Chairman’s Log – March 2019

For boat owners everywhere, the months between laying-up and fitting-out are necessarily peppered with activity. There are numerous niggles that need to be nailed and invariably one or two bigger jobs that cannot be avoided. But that is the nature of boats – they are demanding of your time and money but in return they offer the prospect of boundless enjoyment afloat. Over the last 12 months several of our members have said goodbye to their boats. Inevitably this is a moment of mixed emotions. On the one hand freedom from the treadmill of maintenance – but equally, a deep sense of loss and finality.

But provided you are still capable, selling your boat does not necessarily mean an end to boating pleasure. I have boated all my life but I have only owned a boat for a short period. That was many years ago when a friend and I decided we would sail together every Wednesday throughout the season. We sailed three times in three years and then we sold the boat. Since then I have been a strong proponent of chartering. I believe that by chartering I have often boated more each year than many of those who keep their own. And there are numerous advantages. The only cost is the charter itself – no insurance, no mooring costs, no maintenance bills, no licence to pay, no capital tied up, no depreciation and no unexpected bombshell costs.

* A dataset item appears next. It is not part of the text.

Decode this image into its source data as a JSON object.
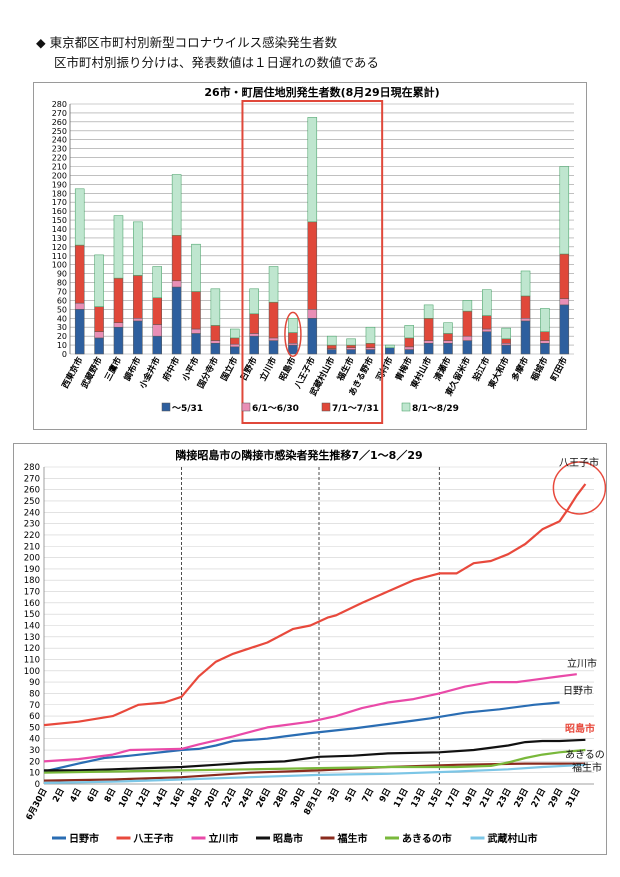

And that’s not all. You don’t feel obliged to restrict your boating to the vessel that you own and you’re not constrained by where you keep it moored. With chartering, the world’s your oyster. Last year Jackie and I sailed in the Caribbean, narrow boated on the Llangollen canal, and boated twice with the Club – once on the Norfolk Broads and once on the Thames for the annual upstream cruise to Hurley. That’s a solid month of quality boating with massive variety and no further responsibilities once the charter is complete and the keys are returned. I strongly commend the chartering alternative to all those members who no longer have their own.
And in 2020 (that’s next year!), if sufficient members are interested, we will look to organise another TSCC cruise in chartered craft, either on the Norfolk Broads or elsewhere if we can find a practical, affordable alternative. Let us know if you might be interested and if so whether there are ‘uncharted waters’ you would like us to explore. Again, if there is sufficient interest, we will see what we can do.

During the dark winter days, the Club has remained as active as ever – an immensely enjoyable pre-Christmas break in Stratford upon Avon (a huge thank-you to Jackie for her meticulous organisation), a well-attended AGM, and an exciting skittles match with the Weybridge Mariners and the Byfleet Boat Club at which, for the first time to my knowledge, the TSCC claimed the winner’s trophy! And by the time you read this log, we will have enjoyed a Race Night at Ajax and we will be looking forward to our annual Fitting Out Supper at a new venue, Topo Gigio in Ewell.
I hope to see you at many forthcoming events and look forward to another season of fun and camaraderie, both on and off the water.